As one of the largest and most important institutions in the UK, the NHS deals with a huge amount of information on a daily basis. From GPs updating medical records of patients/appointments to clerical staff in hospitals analysing and inputting various data, information plays a crucial role in helping the NHS run smoothly on a daily basis. In light of this, here are some of the ways the NHS deals with data.

Chief Data Officer’s Team

Within NHS England, there is a Chief Data Officer’s team which is responsible for all operations relating to data storage and management. This team is comprised of three units: the data policy unit, the data project unit and the data sharing and privacy unit.
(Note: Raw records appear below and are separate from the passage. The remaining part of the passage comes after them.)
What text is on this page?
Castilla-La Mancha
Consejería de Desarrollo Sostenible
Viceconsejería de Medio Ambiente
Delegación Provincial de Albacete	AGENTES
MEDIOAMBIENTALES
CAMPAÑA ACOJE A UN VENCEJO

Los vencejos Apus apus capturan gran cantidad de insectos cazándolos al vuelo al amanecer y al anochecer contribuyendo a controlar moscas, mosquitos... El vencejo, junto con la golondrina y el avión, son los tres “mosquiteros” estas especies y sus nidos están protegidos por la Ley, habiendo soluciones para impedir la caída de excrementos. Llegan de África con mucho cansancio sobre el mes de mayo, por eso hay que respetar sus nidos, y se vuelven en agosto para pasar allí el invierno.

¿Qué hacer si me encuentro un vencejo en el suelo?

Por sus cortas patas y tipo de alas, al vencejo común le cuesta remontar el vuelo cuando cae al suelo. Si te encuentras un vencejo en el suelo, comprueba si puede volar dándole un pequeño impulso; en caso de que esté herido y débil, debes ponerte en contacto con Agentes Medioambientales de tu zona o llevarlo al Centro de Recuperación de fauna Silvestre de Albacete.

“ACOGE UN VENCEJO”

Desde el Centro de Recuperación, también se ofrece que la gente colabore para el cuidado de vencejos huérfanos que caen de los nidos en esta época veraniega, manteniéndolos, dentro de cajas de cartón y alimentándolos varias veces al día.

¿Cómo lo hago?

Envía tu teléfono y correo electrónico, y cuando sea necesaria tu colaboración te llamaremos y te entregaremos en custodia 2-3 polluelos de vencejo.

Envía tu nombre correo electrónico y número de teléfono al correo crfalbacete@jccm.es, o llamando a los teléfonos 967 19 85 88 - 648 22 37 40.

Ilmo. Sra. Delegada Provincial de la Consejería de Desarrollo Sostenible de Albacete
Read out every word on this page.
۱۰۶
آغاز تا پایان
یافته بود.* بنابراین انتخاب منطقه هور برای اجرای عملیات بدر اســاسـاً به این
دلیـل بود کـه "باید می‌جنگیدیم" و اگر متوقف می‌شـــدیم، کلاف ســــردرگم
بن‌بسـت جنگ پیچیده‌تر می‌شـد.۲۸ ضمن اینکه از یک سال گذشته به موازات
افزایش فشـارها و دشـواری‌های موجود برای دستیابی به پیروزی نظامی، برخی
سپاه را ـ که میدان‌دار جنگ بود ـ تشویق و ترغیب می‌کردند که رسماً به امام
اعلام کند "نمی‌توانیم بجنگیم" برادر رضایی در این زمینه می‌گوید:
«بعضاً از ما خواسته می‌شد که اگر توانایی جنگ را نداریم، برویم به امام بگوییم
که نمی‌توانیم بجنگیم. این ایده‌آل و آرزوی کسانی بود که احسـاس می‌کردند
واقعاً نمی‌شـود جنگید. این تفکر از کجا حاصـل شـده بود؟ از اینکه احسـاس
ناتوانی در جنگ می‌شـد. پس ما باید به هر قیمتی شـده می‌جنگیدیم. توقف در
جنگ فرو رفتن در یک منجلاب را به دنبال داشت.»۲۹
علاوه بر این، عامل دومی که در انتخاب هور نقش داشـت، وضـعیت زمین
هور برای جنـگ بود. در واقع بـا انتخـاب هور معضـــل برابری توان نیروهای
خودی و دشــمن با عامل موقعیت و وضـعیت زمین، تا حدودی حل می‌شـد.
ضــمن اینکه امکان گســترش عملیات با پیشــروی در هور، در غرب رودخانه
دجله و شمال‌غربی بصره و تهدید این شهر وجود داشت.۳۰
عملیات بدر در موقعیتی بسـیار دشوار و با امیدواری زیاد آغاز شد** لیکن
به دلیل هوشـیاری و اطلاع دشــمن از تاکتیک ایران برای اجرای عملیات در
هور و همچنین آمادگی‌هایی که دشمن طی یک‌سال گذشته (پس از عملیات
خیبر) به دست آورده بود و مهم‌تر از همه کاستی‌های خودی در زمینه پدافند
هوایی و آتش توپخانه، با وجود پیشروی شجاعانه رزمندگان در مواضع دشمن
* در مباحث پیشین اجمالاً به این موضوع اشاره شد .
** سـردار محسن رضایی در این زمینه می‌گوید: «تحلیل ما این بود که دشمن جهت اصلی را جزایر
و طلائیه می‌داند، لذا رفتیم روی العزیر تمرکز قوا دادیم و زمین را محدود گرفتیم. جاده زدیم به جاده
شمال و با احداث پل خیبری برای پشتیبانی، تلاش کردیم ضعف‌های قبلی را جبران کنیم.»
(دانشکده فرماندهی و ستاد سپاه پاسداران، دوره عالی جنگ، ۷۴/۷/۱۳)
Each of these units has different responsibilities regarding data management and storage, and together they are responsible for all strategies and procedures regarding data in the NHS. It is likely that this team will continue to help different areas of the NHS adopt new, cutting edge data management methods as an when they become available in the future.

Databases

Since it deals with large amounts of information which need to be accessible by staff across the country, the NHS requires large databases which are capable of serving their needs in a reliable and effective manner. From archiving data to moving it between different organisations within the institution, the NHS uses multiple different databases for different purposes.

Once data is securely stored, it can be accessed by the relevant staff with ease, and as such it is crucial that the NHS constantly updates and invests in new database technology.

Confidentiality

All information regarding patients in the NHS is strictly confidential, and so is usually only shared between doctors/medical staff. If personal information is to be shared, then it is often anonymised, pseudonymised or aggregated to protect privacy and ensure all data is secure.

That being said, the NHS does also promote open data, which is information which is released by the government or public bodies for the benefit of the public. This helps patients and carers/staff to improve their standards of care and bring overall costs down.

So, data management is not as simple as it may at first seem. There are many different considerations which all NHS staff must make when handling data, all of which can affect patients and staff alike. As such, the institution has effective procedures in place to ensure that all data is secure and well managed.